4Está Yahvé en su santo templo;
¡Yahvé! su trono está en el cielo;
sus ojos miran,
sus párpados escrutan
a los hijos de los hombres.
53Yahvé examina al justo y al malvado;
y al que ama la prepotencia
Él lo abomina.
64Sobre los pecadores
hará llover ascuas y azufre,
y viento abrasador
será su porción en el cáliz.
75Porque Yahvé es justo y ama la justicia;
los rectos verán su rostro.
Comentario
1 1 ss. El santo rey, angustiado por sus enemigos, tiene plena confianza en el Señor que no abandona al justo. Por eso rechaza el consejo de huir a los montes, que se le da en los versículos 1-3.
2 3. Como observa San Jerónimo, este texto se refiere al orden público. Quiere decir: si los principios fundamentales de la justicia y del orden se han derrumbado, no hay esperanza alguna para el justo. Lo único que puede es huir. Así suena la voz de los consejeros del rey, sin embargo este tiene puesta su confianza en Dios. Véase los versículos 5-8, en los cuales se muestra cuán lejos está Dios de esa pasividad que los impíos le atribuyen en el Salmo 9B, 13 (cf. nota).

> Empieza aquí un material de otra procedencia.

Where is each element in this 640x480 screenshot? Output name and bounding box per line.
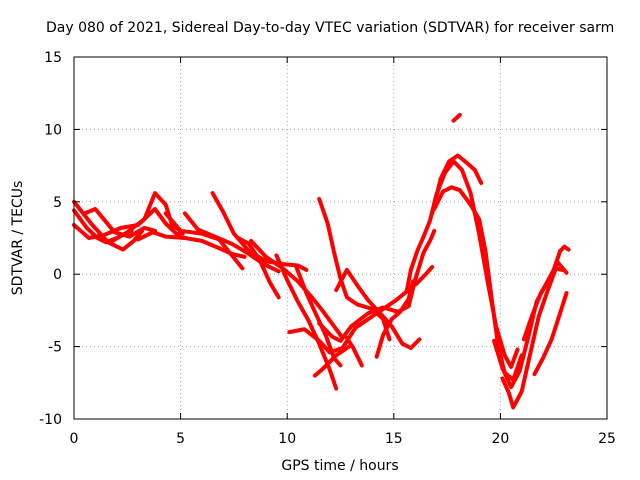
chart-title: Day 080 of 2021, Sidereal Day-to-day VTE… xyxy=(46,20,614,36)
y-tick-label: 10 xyxy=(44,122,62,138)
series-arc-24 xyxy=(451,112,462,123)
y-axis-ticks: -10 -5 0 5 10 15 xyxy=(39,50,607,428)
x-tick-label: 20 xyxy=(491,431,509,447)
y-tick-label: -10 xyxy=(39,412,62,428)
data-traces xyxy=(72,112,571,410)
series-arc-28 xyxy=(532,291,569,377)
series-arc-21 xyxy=(404,159,520,369)
series-arc-11 xyxy=(249,238,345,340)
y-tick-label: 0 xyxy=(53,267,62,283)
series-arc-10 xyxy=(236,236,281,300)
x-tick-label: 15 xyxy=(385,431,403,447)
y-axis-label: SDTVAR / TECUs xyxy=(10,181,26,296)
series-arc-16 xyxy=(287,265,435,355)
series-arc-18 xyxy=(312,344,351,378)
series-arc-12 xyxy=(274,253,339,391)
x-tick-label: 5 xyxy=(176,431,185,447)
y-tick-label: 15 xyxy=(44,50,62,66)
series-arc-26 xyxy=(500,266,565,410)
series-arc-23 xyxy=(432,185,524,382)
y-tick-label: -5 xyxy=(48,340,62,356)
x-tick-label: 0 xyxy=(70,431,79,447)
series-arc-27 xyxy=(521,260,569,342)
series-arc-20 xyxy=(374,279,415,359)
y-tick-label: 5 xyxy=(53,195,62,211)
series-arc-1 xyxy=(72,199,145,252)
x-axis-label: GPS time / hours xyxy=(281,458,398,474)
x-tick-label: 25 xyxy=(598,431,616,447)
series-arc-19 xyxy=(344,335,364,368)
plot-frame xyxy=(73,56,608,420)
x-axis-ticks: 0 5 10 15 20 25 xyxy=(70,57,616,447)
x-tick-label: 10 xyxy=(278,431,296,447)
series-arc-14 xyxy=(317,196,392,342)
series-arc-17 xyxy=(317,228,437,343)
series-arc-4 xyxy=(82,207,157,239)
series-arc-5 xyxy=(108,191,183,245)
series-arc-22 xyxy=(430,153,484,216)
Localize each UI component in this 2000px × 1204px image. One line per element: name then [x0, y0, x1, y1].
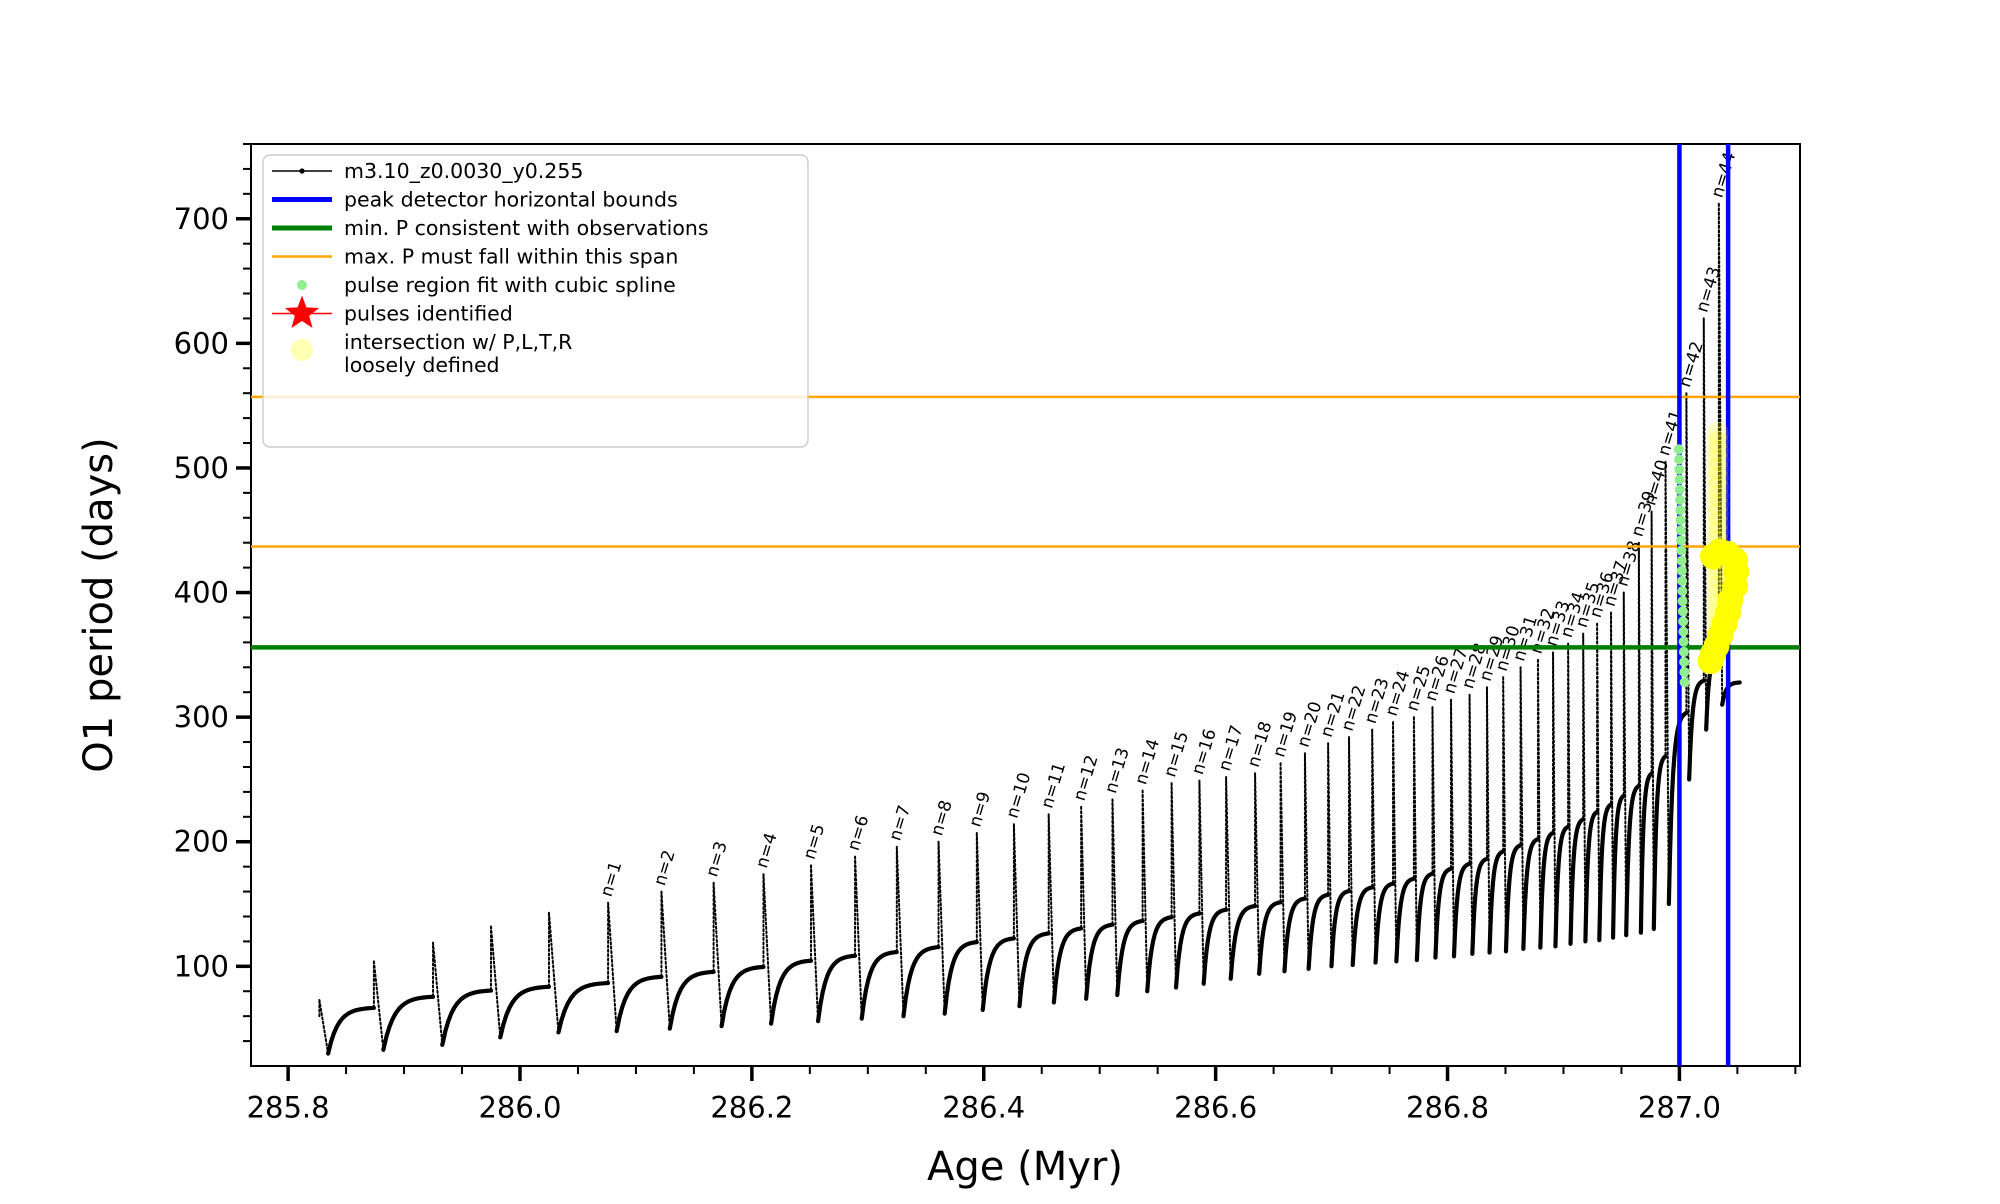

3 5. El segundo hemistiquio dice en la Vulgata: “el que ama la maldad odia su alma”, concepto distinto del presente pero que hallamos también en la divina Escritura (cf. Salmo 7, 14; Tobías 12, 10).
4 6. Recuerda la suerte de las ciudades de Sodoma y Gomorra, que el Señor exterminó haciendo llover sobre ellas azufre y fuego (Génesis 19, 24). Véase Apocalipsis 14, 10 s. “El cáliz”: la suerte destinada por Dios (véase Salmo 15, 5; Isaías 51, 17; Jeremías 25, 15).
5 7. Los rectos verán su rostro: Es lo que el Señor dice en la sexta bienaventuranza (Mateo 5, 8; véase Salmo 23, 4).